Un film impressionnant, qui prend le parti du champ/contrechamp permanent, pour marquer des séparations, des frontières et des oppositions, et permettre aux personnages d'apparaître et de s'inscrire à leur façon dans des cadres qui ne les contiennent pas tout à fait, qui ne les représentent pas totalement, mais où quelque chose d'une relation (entre l'être et le monde) essaie de s'articuler.
Il s'agit essentiellement de plans d'intérieurs, saturés d'objets, de formes et de couleurs (quelque part entre Sergei Paradjanov et Wes Anderson ; Paradjanov pour la tentation de l'enchevêtrement plus que celle de l'ordre, Wes Anderson pour la mélancolie des personnages), mais aussi de recoins et de rideaux avec lesquels organiser des fuites et des surgissements. C'est ça qui est très spécial : aucun des plans n'est tout à fait fixe, il y a toujours un travelling avant ou arrière en cours, et quand on revient vers un personnage l'axe est légèrement décalé, le film préférant créer des secousses ou des tremblements plutôt que de la continuité logique. Le père du héros, à chacune de ses répliques, sort de son bureau, même si ses répliques s'inscrivent dans une même conversation.
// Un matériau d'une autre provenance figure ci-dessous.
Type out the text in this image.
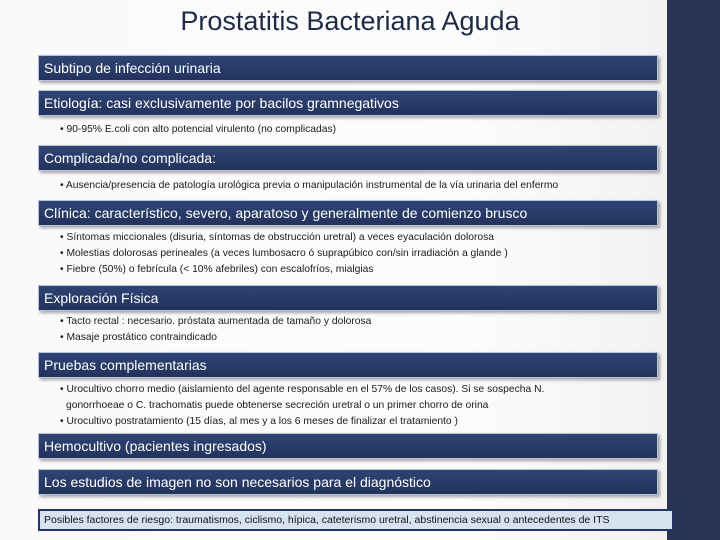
Prostatitis Bacteriana Aguda
Subtipo de infección urinaria
Etiología: casi exclusivamente por bacilos gramnegativos
• 90-95% E.coli con alto potencial virulento (no complicadas)
Complicada/no complicada:
• Ausencia/presencia de patología urológica previa o manipulación instrumental de la vía urinaria del enfermo
Clínica: característico, severo, aparatoso y generalmente de comienzo brusco
• Síntomas miccionales (disuria, síntomas de obstrucción uretral) a veces eyaculación dolorosa
• Molestias dolorosas perineales (a veces lumbosacro ó suprapúbico con/sin irradiación a glande )
• Fiebre (50%) o febrícula (< 10% afebriles) con escalofríos, mialgias
Exploración Física
• Tacto rectal : necesario. próstata aumentada de tamaño y dolorosa
• Masaje prostático contraindicado
Pruebas complementarias
• Urocultivo chorro medio (aislamiento del agente responsable en el 57% de los casos). Si se sospecha N.
gonorrhoeae o C. trachomatis puede obtenerse secreción uretral o un primer chorro de orina
• Urocultivo postratamiento (15 días, al mes y a los 6 meses de finalizar el tratamiento )
Hemocultivo (pacientes ingresados)
Los estudios de imagen no son necesarios para el diagnóstico
Posibles factores de riesgo: traumatismos, ciclismo, hípica, cateterismo uretral, abstinencia sexual o antecedentes de ITS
L'atmosphère est spéciale, flottante, pleine de répétitions loufoques, de surgissements invraisemblables que personne ne remet en question. Le héros très gentil, qui aime ses amis et les plantes (mais pas trop son père), et attend d'obtenir un poste de botaniste en ville, est soudain victime d'un coup de froid au coeur de l'été. Rien n'est parfaitement normal, toute la réalité semble rejouée autrement. Sans folie non plus, mais avec une fantaisie existentielle assez profonde. J'ai adoré la scène où le héros note sa nouvelle adresse directement sur le mur du salon de son amie.
On dirait que chaque plan raconte une tentative d'habiter - habiter chez soi sans s'amoindrir - entrer chez l'autre sans se perdre - ou vivre avec lui, dans ses recoins, ses caves, ses dédales. La mise en scène tient en quelques mots : avec, contre, sans.